In a three-star review, The Guardian criticised the film for its “convoluted plot” and “relying on fan service as a driving force,” but nevertheless praised the film despite its problems.
“It’s flawed for sure but still moves with more deftness than most (arriving after Eternals is a blessing for any Marvel film) and there’s an ending that suggests an awareness of its roots (post-credits scene aside), hinting at a promising way forward rather than back,” the review said.
It also praised director Jon Watts. “He does a pretty solid job here, tasked with a considerable upping of the ante while bringing back numerous baddies from the previous Spider-Man universes, delivering a propulsive, slickly choreographed adventure that will appease a broad fanbase this Christmas.”
IndieWire described the film as “often thrilling, occasionally muddled”, calling it an “emotional, unsteady sequel.” Awarding it a ‘B-‘ rating, it also praised the film despite its flaws. “After all, when was the last time the third film in a franchise got audiences truly thrilled for what comes next?
The Hollywood Reporter, meanwhile, unfavourably compared the film to the animated ‘Into The Spider-Verse’, which also featured a plot based on parallel universes.
“Who thought it was a great idea to tackle this material so soon after practically the same thing happened in 2018’s animated ‘Spider-Man: Into the Spider-Verse?'” the publication said.
“That rollicking, eye-popping adventure was so fresh, funny and exciting that ‘No Way Home’ can really only look stodgy in comparison, relying on the novelty of faces we haven’t seen in a while and building up to the kind of operatic emotional moments the previous Watts films tended to avoid.
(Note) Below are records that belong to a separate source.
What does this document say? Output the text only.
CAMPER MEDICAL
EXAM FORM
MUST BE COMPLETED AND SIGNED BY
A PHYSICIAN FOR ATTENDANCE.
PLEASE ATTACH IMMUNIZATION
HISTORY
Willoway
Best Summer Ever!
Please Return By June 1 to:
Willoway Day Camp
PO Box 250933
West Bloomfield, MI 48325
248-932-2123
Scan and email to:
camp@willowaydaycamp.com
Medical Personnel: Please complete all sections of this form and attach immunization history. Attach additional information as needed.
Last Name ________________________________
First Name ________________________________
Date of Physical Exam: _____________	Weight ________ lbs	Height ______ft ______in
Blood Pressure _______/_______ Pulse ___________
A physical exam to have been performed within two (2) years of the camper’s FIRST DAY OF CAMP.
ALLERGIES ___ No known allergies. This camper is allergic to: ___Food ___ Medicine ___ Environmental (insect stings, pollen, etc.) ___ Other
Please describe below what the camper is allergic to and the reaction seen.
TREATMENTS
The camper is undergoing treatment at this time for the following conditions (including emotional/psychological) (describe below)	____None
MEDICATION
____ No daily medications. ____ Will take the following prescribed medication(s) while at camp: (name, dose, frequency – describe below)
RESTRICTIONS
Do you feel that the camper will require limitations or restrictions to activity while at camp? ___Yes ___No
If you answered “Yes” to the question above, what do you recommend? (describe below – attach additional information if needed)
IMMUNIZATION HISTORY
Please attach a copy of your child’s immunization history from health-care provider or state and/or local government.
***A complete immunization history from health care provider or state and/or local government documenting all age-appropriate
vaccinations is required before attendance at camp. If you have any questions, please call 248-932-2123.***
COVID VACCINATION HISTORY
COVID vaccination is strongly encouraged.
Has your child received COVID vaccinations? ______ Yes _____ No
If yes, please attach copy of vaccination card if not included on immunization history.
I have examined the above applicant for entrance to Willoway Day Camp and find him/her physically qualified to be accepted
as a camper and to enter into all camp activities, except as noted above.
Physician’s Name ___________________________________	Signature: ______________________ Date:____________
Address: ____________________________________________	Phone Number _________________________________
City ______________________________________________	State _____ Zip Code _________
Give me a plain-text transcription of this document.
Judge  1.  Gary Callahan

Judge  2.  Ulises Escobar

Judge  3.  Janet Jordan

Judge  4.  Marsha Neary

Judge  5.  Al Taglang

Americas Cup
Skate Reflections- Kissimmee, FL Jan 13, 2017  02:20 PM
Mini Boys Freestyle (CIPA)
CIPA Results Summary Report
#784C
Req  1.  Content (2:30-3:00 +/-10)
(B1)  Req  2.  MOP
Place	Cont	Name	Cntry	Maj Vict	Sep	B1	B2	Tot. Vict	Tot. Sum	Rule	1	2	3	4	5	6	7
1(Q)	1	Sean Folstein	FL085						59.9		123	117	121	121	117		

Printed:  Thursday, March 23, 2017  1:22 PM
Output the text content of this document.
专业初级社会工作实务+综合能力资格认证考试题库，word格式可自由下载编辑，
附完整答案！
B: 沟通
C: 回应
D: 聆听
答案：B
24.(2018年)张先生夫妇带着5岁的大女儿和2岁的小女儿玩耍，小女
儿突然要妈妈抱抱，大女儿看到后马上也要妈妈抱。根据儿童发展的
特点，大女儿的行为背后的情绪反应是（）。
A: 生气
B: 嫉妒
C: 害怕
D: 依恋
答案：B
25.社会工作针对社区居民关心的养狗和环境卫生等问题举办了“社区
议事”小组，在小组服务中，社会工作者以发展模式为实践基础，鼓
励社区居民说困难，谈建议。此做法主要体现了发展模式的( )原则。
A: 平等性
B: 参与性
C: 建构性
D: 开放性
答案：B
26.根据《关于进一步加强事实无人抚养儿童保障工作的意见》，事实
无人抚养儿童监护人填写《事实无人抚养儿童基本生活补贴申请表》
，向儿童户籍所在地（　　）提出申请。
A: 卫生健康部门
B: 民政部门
A positive review from Deadline focused on the plight of cinemas. “In light of the pandemic this movie is a holiday gift not only to moviegoers, but also to exhibitors, because if EVER there was a film poised to save the movie business – just like Spidey always saves the day – it is this splendidly-crafted endgame.”
When tickets for the first public screenings of the film went on sale last month, cinema websites in the UK and US crashed due to huge demand. Resale tickets emerged on eBay, with prices ranging from $200 (£150) to $25,000 (£18,700).